Я перевожу взгляд на Линкольна, приподняв бровь.

— Ты слышал это? Я просто коп в отставке, который в свободное время изготавливает дубовые бочки.

— Ладно, ублюдок. Прости. Я знаю, что ты вкалываешь как проклятый.

Может, сейчас самое время сказать им об этом. Но как только я открываю рот, чтобы рассказать, чем я занимаюсь и где выдерживаю эти бочки, врывается Джулеп. Лает и толкает меня в ногу.

— Эй, Джулс, что происходит? — спрашиваю я, как будто она в состоянии ответить, в чем дело. Но я знаю свою девочку. Что-то взбудоражило ее настолько, что она пришла за мной. Она снова лает и отходит к двери, ожидая, что я пойду за ней.

Я оглядываюсь на братьев и машу рукой, уже почти выходя за дверь.

— Пойду посмотрю, что там происходит.

Линкольн кричит:

— Иди. Мне все равно нужно забрать девочек.

Я ускоряю шаг и иду за Джулеп. Она вернулась домой после того, как я закончил сегодня на винокурне, но у нее есть доступ к нашему дому и дому Эйса. Уже почти восемь вечера, но это больше похоже на золотой час, когда солнце опускается к линии горизонта.

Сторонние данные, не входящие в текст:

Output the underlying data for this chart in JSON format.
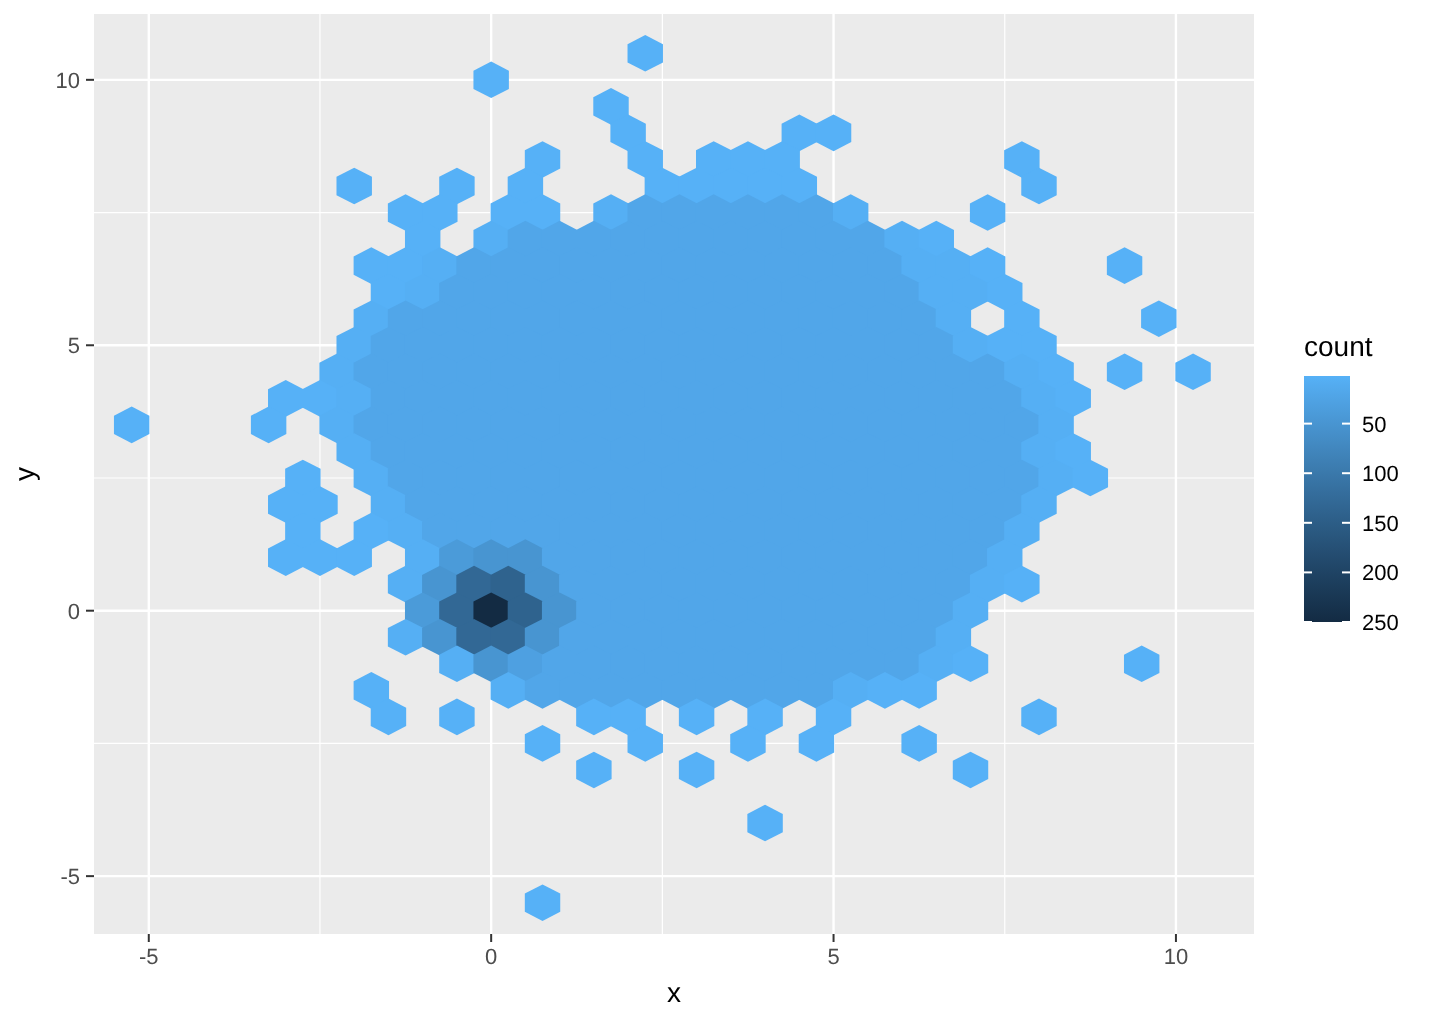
{
  "chart_data": {
    "type": "scatter",
    "xlabel": "x",
    "ylabel": "y",
    "clabel": "count",
    "xlim": [
      -5.8,
      11.14
    ],
    "ylim": [
      -6.09,
      11.24
    ],
    "xticks": [
      -5,
      0,
      5,
      10
    ],
    "yticks": [
      -5,
      0,
      5,
      10
    ],
    "grid": true,
    "clim": [
      2,
      250
    ],
    "cticks": [
      50,
      100,
      150,
      200,
      250
    ],
    "x": [
      2.25,
      0,
      1.75,
      2,
      4.5,
      5,
      0.75,
      2.25,
      3.25,
      3.75,
      4.25,
      7.75,
      -2,
      -0.5,
      0.5,
      2.5,
      3,
      3.5,
      4,
      4.5,
      8,
      -1.25,
      -0.75,
      0.25,
      0.75,
      1.75,
      2.25,
      2.75,
      3.25,
      3.75,
      4.25,
      4.75,
      5.25,
      7.25,
      -1,
      0,
      0.5,
      1,
      1.5,
      2,
      2.5,
      3,
      3.5,
      4,
      4.5,
      5,
      5.5,
      6,
      6.5,
      -1.75,
      -1.25,
      -0.75,
      -0.25,
      0.25,
      0.75,
      1.25,
      1.75,
      2.25,
      2.75,
      3.25,
      3.75,
      4.25,
      4.75,
      5.25,
      5.75,
      6.25,
      6.75,
      7.25,
      9.25,
      -1.5,
      -1,
      -0.5,
      0,
      0.5,
      1,
      1.5,
      2,
      2.5,
      3,
      3.5,
      4,
      4.5,
      5,
      5.5,
      6,
      6.5,
      7,
      7.5,
      -1.75,
      -1.25,
      -0.75,
      -0.25,
      0.25,
      0.75,
      1.25,
      1.75,
      2.25,
      2.75,
      3.25,
      3.75,
      4.25,
      4.75,
      5.25,
      5.75,
      6.25,
      6.75,
      7.75,
      9.75,
      -2,
      -1.5,
      -1,
      -0.5,
      0,
      0.5,
      1,
      1.5,
      2,
      2.5,
      3,
      3.5,
      4,
      4.5,
      5,
      5.5,
      6,
      6.5,
      7,
      7.5,
      8,
      -2.25,
      -1.75,
      -1.25,
      -0.75,
      -0.25,
      0.25,
      0.75,
      1.25,
      1.75,
      2.25,
      2.75,
      3.25,
      3.75,
      4.25,
      4.75,
      5.25,
      5.75,
      6.25,
      6.75,
      7.25,
      7.75,
      8.25,
      9.25,
      10.25,
      -3,
      -2.5,
      -2,
      -1.5,
      -1,
      -0.5,
      0,
      0.5,
      1,
      1.5,
      2,
      2.5,
      3,
      3.5,
      4,
      4.5,
      5,
      5.5,
      6,
      6.5,
      7,
      7.5,
      8,
      8.5,
      -5.25,
      -3.25,
      -2.25,
      -1.75,
      -1.25,
      -0.75,
      -0.25,
      0.25,
      0.75,
      1.25,
      1.75,
      2.25,
      2.75,
      3.25,
      3.75,
      4.25,
      4.75,
      5.25,
      5.75,
      6.25,
      6.75,
      7.25,
      7.75,
      8.25,
      -2,
      -1.5,
      -1,
      -0.5,
      0,
      0.5,
      1,
      1.5,
      2,
      2.5,
      3,
      3.5,
      4,
      4.5,
      5,
      5.5,
      6,
      6.5,
      7,
      7.5,
      8,
      8.5,
      -2.75,
      -1.75,
      -1.25,
      -0.75,
      -0.25,
      0.25,
      0.75,
      1.25,
      1.75,
      2.25,
      2.75,
      3.25,
      3.75,
      4.25,
      4.75,
      5.25,
      5.75,
      6.25,
      6.75,
      7.25,
      7.75,
      8.25,
      8.75,
      -3,
      -2.5,
      -1.5,
      -1,
      -0.5,
      0,
      0.5,
      1,
      1.5,
      2,
      2.5,
      3,
      3.5,
      4,
      4.5,
      5,
      5.5,
      6,
      6.5,
      7,
      7.5,
      8,
      -2.75,
      -1.75,
      -1.25,
      -0.75,
      -0.25,
      0.25,
      0.75,
      1.25,
      1.75,
      2.25,
      2.75,
      3.25,
      3.75,
      4.25,
      4.75,
      5.25,
      5.75,
      6.25,
      6.75,
      7.25,
      7.75,
      -3,
      -2.5,
      -2,
      -1,
      -0.5,
      0,
      0.5,
      1,
      1.5,
      2,
      2.5,
      3,
      3.5,
      4,
      4.5,
      5,
      5.5,
      6,
      6.5,
      7,
      7.5,
      -1.25,
      -0.75,
      -0.25,
      0.25,
      0.75,
      1.25,
      1.75,
      2.25,
      2.75,
      3.25,
      3.75,
      4.25,
      4.75,
      5.25,
      5.75,
      6.25,
      6.75,
      7.25,
      7.75,
      -1,
      -0.5,
      0,
      0.5,
      1,
      1.5,
      2,
      2.5,
      3,
      3.5,
      4,
      4.5,
      5,
      5.5,
      6,
      6.5,
      7,
      -1.25,
      -0.75,
      -0.25,
      0.25,
      0.75,
      1.25,
      1.75,
      2.25,
      2.75,
      3.25,
      3.75,
      4.25,
      4.75,
      5.25,
      5.75,
      6.25,
      6.75,
      -0.5,
      0,
      0.5,
      1,
      1.5,
      2,
      2.5,
      3,
      3.5,
      4,
      4.5,
      5,
      5.5,
      6,
      6.5,
      7,
      9.5,
      -1.75,
      0.25,
      0.75,
      1.25,
      1.75,
      2.25,
      2.75,
      3.25,
      3.75,
      4.25,
      4.75,
      5.25,
      5.75,
      6.25,
      -1.5,
      -0.5,
      1.5,
      2,
      3,
      4,
      5,
      8,
      0.75,
      2.25,
      3.75,
      4.75,
      6.25,
      1.5,
      3,
      7,
      4,
      0.75
    ],
    "values": [
      10.5,
      10,
      9.5,
      9,
      9,
      9,
      8.5,
      8.5,
      8.5,
      8.5,
      8.5,
      8.5,
      8,
      8,
      8,
      8,
      8,
      8,
      8,
      8,
      8,
      7.5,
      7.5,
      7.5,
      7.5,
      7.5,
      7.5,
      7.5,
      7.5,
      7.5,
      7.5,
      7.5,
      7.5,
      7.5,
      7,
      7,
      7,
      7,
      7,
      7,
      7,
      7,
      7,
      7,
      7,
      7,
      7,
      7,
      7,
      6.5,
      6.5,
      6.5,
      6.5,
      6.5,
      6.5,
      6.5,
      6.5,
      6.5,
      6.5,
      6.5,
      6.5,
      6.5,
      6.5,
      6.5,
      6.5,
      6.5,
      6.5,
      6.5,
      6.5,
      6,
      6,
      6,
      6,
      6,
      6,
      6,
      6,
      6,
      6,
      6,
      6,
      6,
      6,
      6,
      6,
      6,
      6,
      6,
      5.5,
      5.5,
      5.5,
      5.5,
      5.5,
      5.5,
      5.5,
      5.5,
      5.5,
      5.5,
      5.5,
      5.5,
      5.5,
      5.5,
      5.5,
      5.5,
      5.5,
      5.5,
      5.5,
      5.5,
      5,
      5,
      5,
      5,
      5,
      5,
      5,
      5,
      5,
      5,
      5,
      5,
      5,
      5,
      5,
      5,
      5,
      5,
      5,
      5,
      5,
      4.5,
      4.5,
      4.5,
      4.5,
      4.5,
      4.5,
      4.5,
      4.5,
      4.5,
      4.5,
      4.5,
      4.5,
      4.5,
      4.5,
      4.5,
      4.5,
      4.5,
      4.5,
      4.5,
      4.5,
      4.5,
      4.5,
      4.5,
      4.5,
      4,
      4,
      4,
      4,
      4,
      4,
      4,
      4,
      4,
      4,
      4,
      4,
      4,
      4,
      4,
      4,
      4,
      4,
      4,
      4,
      4,
      4,
      4,
      4,
      3.5,
      3.5,
      3.5,
      3.5,
      3.5,
      3.5,
      3.5,
      3.5,
      3.5,
      3.5,
      3.5,
      3.5,
      3.5,
      3.5,
      3.5,
      3.5,
      3.5,
      3.5,
      3.5,
      3.5,
      3.5,
      3.5,
      3.5,
      3.5,
      3,
      3,
      3,
      3,
      3,
      3,
      3,
      3,
      3,
      3,
      3,
      3,
      3,
      3,
      3,
      3,
      3,
      3,
      3,
      3,
      3,
      3,
      2.5,
      2.5,
      2.5,
      2.5,
      2.5,
      2.5,
      2.5,
      2.5,
      2.5,
      2.5,
      2.5,
      2.5,
      2.5,
      2.5,
      2.5,
      2.5,
      2.5,
      2.5,
      2.5,
      2.5,
      2.5,
      2.5,
      2.5,
      2,
      2,
      2,
      2,
      2,
      2,
      2,
      2,
      2,
      2,
      2,
      2,
      2,
      2,
      2,
      2,
      2,
      2,
      2,
      2,
      2,
      2,
      1.5,
      1.5,
      1.5,
      1.5,
      1.5,
      1.5,
      1.5,
      1.5,
      1.5,
      1.5,
      1.5,
      1.5,
      1.5,
      1.5,
      1.5,
      1.5,
      1.5,
      1.5,
      1.5,
      1.5,
      1.5,
      1,
      1,
      1,
      1,
      1,
      1,
      1,
      1,
      1,
      1,
      1,
      1,
      1,
      1,
      1,
      1,
      1,
      1,
      1,
      1,
      1,
      0.5,
      0.5,
      0.5,
      0.5,
      0.5,
      0.5,
      0.5,
      0.5,
      0.5,
      0.5,
      0.5,
      0.5,
      0.5,
      0.5,
      0.5,
      0.5,
      0.5,
      0.5,
      0.5,
      0,
      0,
      0,
      0,
      0,
      0,
      0,
      0,
      0,
      0,
      0,
      0,
      0,
      0,
      0,
      0,
      0,
      -0.5,
      -0.5,
      -0.5,
      -0.5,
      -0.5,
      -0.5,
      -0.5,
      -0.5,
      -0.5,
      -0.5,
      -0.5,
      -0.5,
      -0.5,
      -0.5,
      -0.5,
      -0.5,
      -0.5,
      -1,
      -1,
      -1,
      -1,
      -1,
      -1,
      -1,
      -1,
      -1,
      -1,
      -1,
      -1,
      -1,
      -1,
      -1,
      -1,
      -1,
      -1.5,
      -1.5,
      -1.5,
      -1.5,
      -1.5,
      -1.5,
      -1.5,
      -1.5,
      -1.5,
      -1.5,
      -1.5,
      -1.5,
      -1.5,
      -1.5,
      -2,
      -2,
      -2,
      -2,
      -2,
      -2,
      -2,
      -2,
      -2.5,
      -2.5,
      -2.5,
      -2.5,
      -2.5,
      -3,
      -3,
      -3,
      -4,
      -5.5
    ],
    "cvalues": [
      2,
      2,
      2,
      2,
      2,
      2,
      2,
      2,
      2,
      2,
      2,
      2,
      2,
      2,
      2,
      2,
      2,
      2,
      2,
      2,
      2,
      2,
      2,
      2,
      2,
      6,
      20,
      20,
      20,
      20,
      20,
      20,
      6,
      2,
      2,
      6,
      20,
      20,
      20,
      20,
      20,
      20,
      20,
      20,
      20,
      20,
      20,
      6,
      2,
      2,
      2,
      6,
      20,
      20,
      20,
      20,
      20,
      20,
      20,
      20,
      20,
      20,
      20,
      20,
      20,
      6,
      6,
      2,
      2,
      2,
      6,
      20,
      20,
      20,
      20,
      20,
      20,
      20,
      20,
      20,
      20,
      20,
      20,
      20,
      20,
      6,
      6,
      2,
      6,
      20,
      20,
      20,
      20,
      20,
      20,
      20,
      20,
      20,
      20,
      20,
      20,
      20,
      20,
      20,
      20,
      6,
      2,
      2,
      6,
      20,
      20,
      20,
      20,
      20,
      20,
      20,
      20,
      20,
      20,
      20,
      20,
      20,
      20,
      20,
      20,
      20,
      6,
      2,
      2,
      6,
      20,
      20,
      20,
      20,
      20,
      20,
      20,
      20,
      20,
      20,
      20,
      20,
      20,
      20,
      20,
      20,
      20,
      20,
      20,
      6,
      2,
      2,
      2,
      2,
      2,
      6,
      20,
      20,
      20,
      20,
      20,
      20,
      20,
      20,
      20,
      20,
      20,
      20,
      20,
      20,
      20,
      20,
      20,
      20,
      20,
      6,
      2,
      2,
      2,
      6,
      20,
      20,
      20,
      20,
      20,
      20,
      20,
      20,
      20,
      20,
      20,
      20,
      20,
      20,
      20,
      20,
      20,
      20,
      20,
      20,
      6,
      6,
      20,
      20,
      20,
      20,
      20,
      20,
      20,
      20,
      20,
      20,
      20,
      20,
      20,
      20,
      20,
      20,
      20,
      20,
      20,
      6,
      2,
      2,
      6,
      20,
      20,
      20,
      20,
      20,
      20,
      20,
      20,
      20,
      20,
      20,
      20,
      20,
      20,
      20,
      20,
      20,
      20,
      20,
      6,
      2,
      2,
      2,
      6,
      20,
      20,
      20,
      20,
      20,
      20,
      20,
      20,
      20,
      20,
      20,
      20,
      20,
      20,
      20,
      20,
      20,
      20,
      6,
      2,
      2,
      6,
      20,
      20,
      20,
      20,
      20,
      20,
      20,
      20,
      20,
      20,
      20,
      20,
      20,
      20,
      20,
      20,
      20,
      6,
      2,
      2,
      2,
      6,
      40,
      50,
      50,
      20,
      20,
      20,
      20,
      20,
      20,
      20,
      20,
      20,
      20,
      20,
      20,
      20,
      6,
      6,
      50,
      130,
      140,
      50,
      20,
      20,
      20,
      20,
      20,
      20,
      20,
      20,
      20,
      20,
      20,
      20,
      6,
      2,
      40,
      130,
      250,
      140,
      50,
      20,
      20,
      20,
      20,
      20,
      20,
      20,
      20,
      20,
      20,
      20,
      6,
      6,
      50,
      130,
      130,
      50,
      20,
      20,
      20,
      20,
      20,
      20,
      20,
      20,
      20,
      20,
      20,
      6,
      6,
      50,
      30,
      20,
      20,
      20,
      20,
      20,
      20,
      20,
      20,
      20,
      20,
      20,
      6,
      2,
      2,
      2,
      6,
      20,
      20,
      20,
      20,
      20,
      20,
      20,
      20,
      20,
      6,
      2,
      2,
      2,
      2,
      2,
      2,
      2,
      2,
      2,
      2,
      2,
      2,
      2,
      2,
      2,
      2,
      2,
      2,
      2,
      2
    ]
  }
}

Джулеп останавливается, чтобы подождать меня, и снова лает. Она умная собака. Даже помимо того, что она прошла подготовку для службы в полиции, она умеет читать людей, и я всегда чувствовал, что это помогает мне, когда она рядом. Дело не в том, что она проголодалась или хочет погрызть косточку перед сном. Что-то случилось. Я бегу трусцой, чтобы догнать ее, по мощеной дорожке, соединяющей главный дом с моим. И коттеджем. Я не вижу, чтобы в доме Лейни были открыты какие-либо двери или окна, но я все равно захожу проверить.

Как только я ступаю на крыльцо, Джулеп начинает лаять у меня за спиной, и я слышу музыку. Негромко играет «Fleetwood Mac», а Лейни во весь голос поет о том, что кто-то идет своим путем. Невозможно не улыбнуться, когда я поворачиваюсь. Но когда я вижу ее, улыбка исчезает. Я оцениваю всю сцену — Джулеп лежит рядом с поилкой для лошадей, а Лейни сидит в наполненной водой оцинкованной ванне, ее золотисто-клубничные волосы собраны на макушке в беспорядочный узел, а руки свисают по бокам. В одной руке она держит длинную красную лакричную конфету, в другой — кусок пиццы, и, запрокинув голову, выкрикивает слова песни. Но не это самая отвлекающая часть. Нет, это ее голые плечи и спина, которые опираются на спинку ванны. Она что, напилась? Она купается на моем заднем дворе.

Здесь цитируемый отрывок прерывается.